Live from the NPR News in Washington, I'm Windsor Johnston.
An immigration judge in Louisiana has ruled that a student at Columbia University can be deported.
Mahmood Khalil was detained last month for taking part in pro-Palestinian demonstrations on campus.
NPR's Adrian Floreto reports Khalil's attorneys say they plan to challenge the decision.
Judge Jamie Coman said she had no authority to question Secretary of State Marco Rubio's decision to revoke Khalil's green card and order him deported.
Government lawyers presented a two-page memo from Rubio saying Khalil had engaged in anti-Semitic protests that undermined the government's goal to fight anti-Semitism around the world.
Judge Coman said Rubio's memo was all the government needed to justify deporting Khalil under a rarely used federal statute.
Khalil's lawyers have called the accusations of anti-Semitism absurd.
They called the hearing a kangaroo court and said they will appeal the ruling.
Khalil will remain detained for now as his legal battle plays out in immigration court and in federal court.

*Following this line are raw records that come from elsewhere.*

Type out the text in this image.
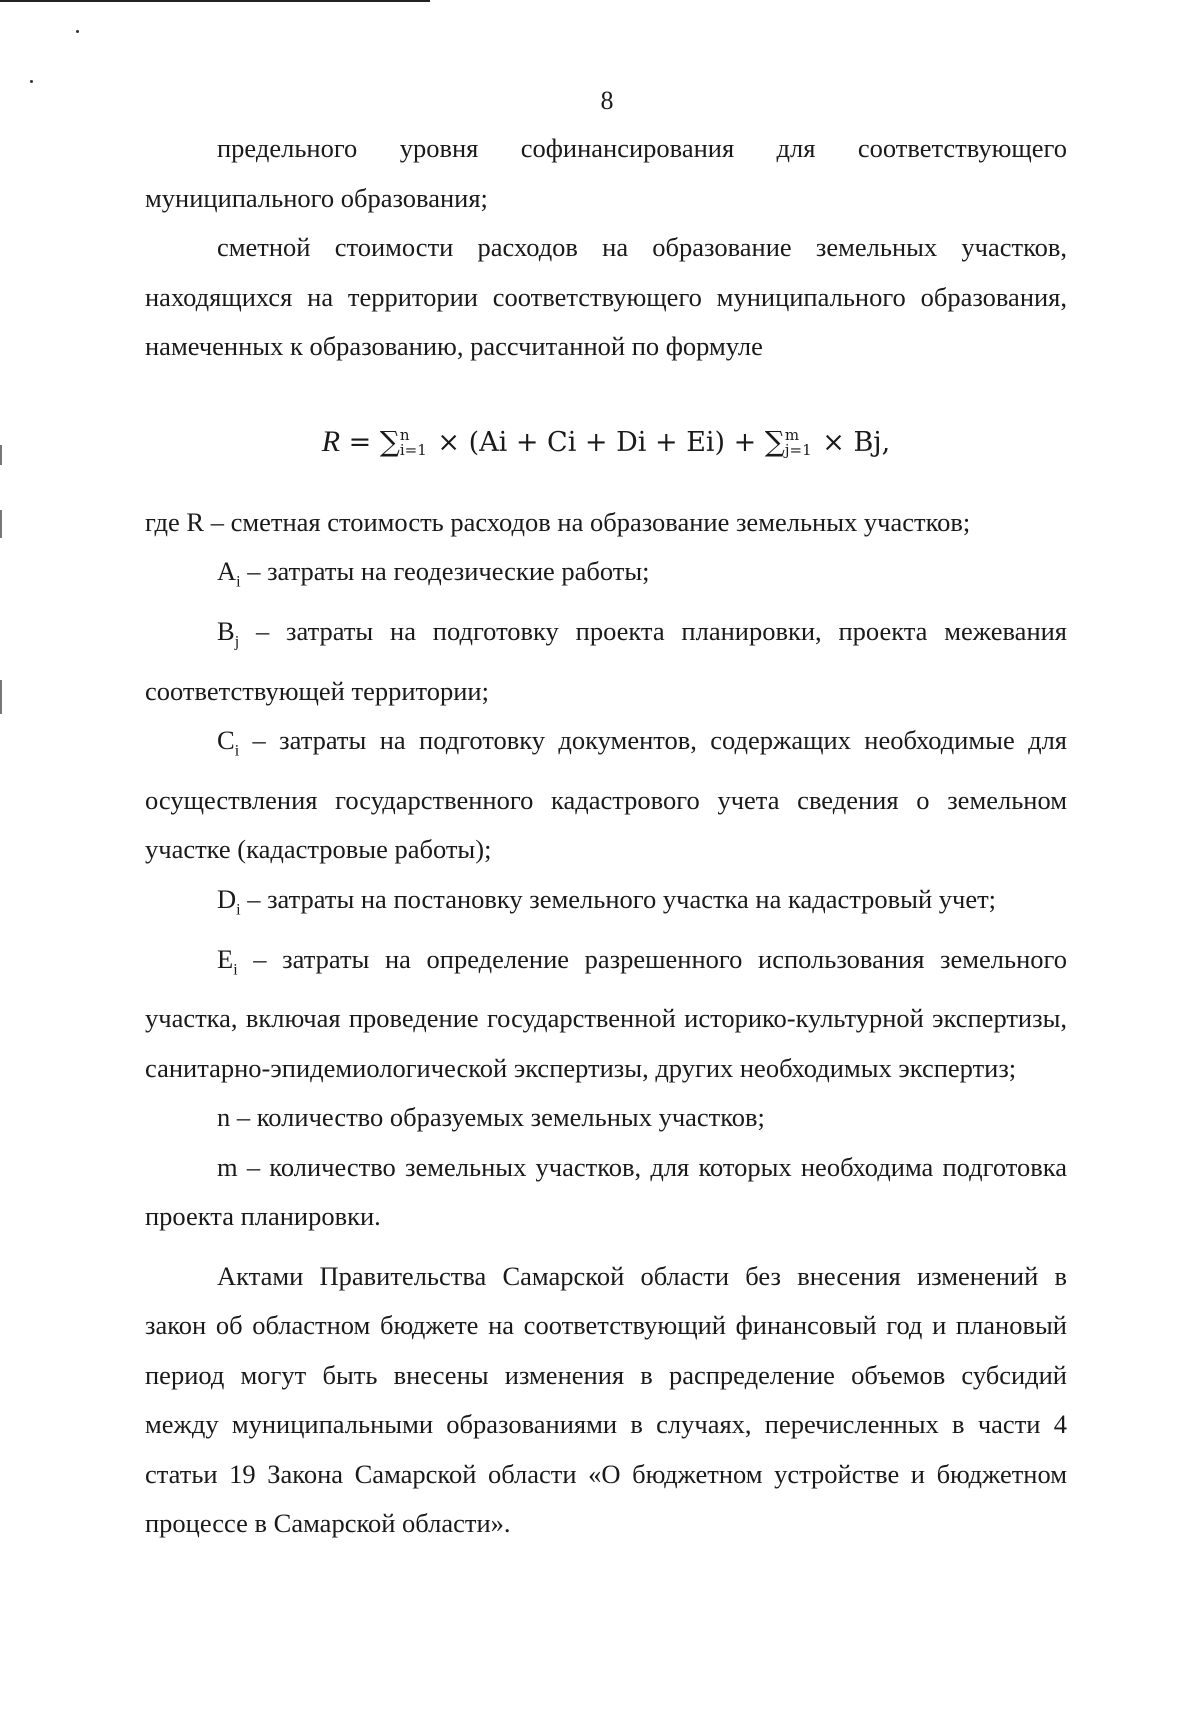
8

предельного уровня софинансирования для соответствующего муниципального образования;

сметной стоимости расходов на образование земельных участков, находящихся на территории соответствующего муниципального образования, намеченных к образованию, рассчитанной по формуле

R = ∑ n
i=1 × (Ai + Ci + Di + Ei) + ∑ m
j=1 × Bj,

где R – сметная стоимость расходов на образование земельных участков;

$A_i$ – затраты на геодезические работы;

$B_j$ – затраты на подготовку проекта планировки, проекта межевания соответствующей территории;

$C_i$ – затраты на подготовку документов, содержащих необходимые для осуществления государственного кадастрового учета сведения о земельном участке (кадастровые работы);

$D_i$ – затраты на постановку земельного участка на кадастровый учет;

$E_i$ – затраты на определение разрешенного использования земельного участка, включая проведение государственной историко-культурной экспертизы, санитарно-эпидемиологической экспертизы, других необходимых экспертиз;

n – количество образуемых земельных участков;

m – количество земельных участков, для которых необходима подготовка проекта планировки.

Актами Правительства Самарской области без внесения изменений в закон об областном бюджете на соответствующий финансовый год и плановый период могут быть внесены изменения в распределение объемов субсидий между муниципальными образованиями в случаях, перечисленных в части 4 статьи 19 Закона Самарской области «О бюджетном устройстве и бюджетном процессе в Самарской области».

Adrian Floreto and PR News Gina Louisiana.
The Iranian foreign minister has arrived in Oman for the beginning of indirect talks with the United States.
NPR's Hadeel Alshalchi reports the two sides are expected to discuss Iran's advancing nuclear program.
Iran's foreign minister Abbas Arajchi is in the Omani capital, Muscat,
as part of a delegation expected to meet with President Trump's mid-east envoy, Steve Witkoff.
Arajchi said on X that the talks are, quote, as much an opportunity as they are a test.
He said that, quote, the ball is in America's court.
Trump had originally said that the two sides would have direct talks with each other,
but Iranian officials said they would in fact be indirect and mediated by officials in Oman.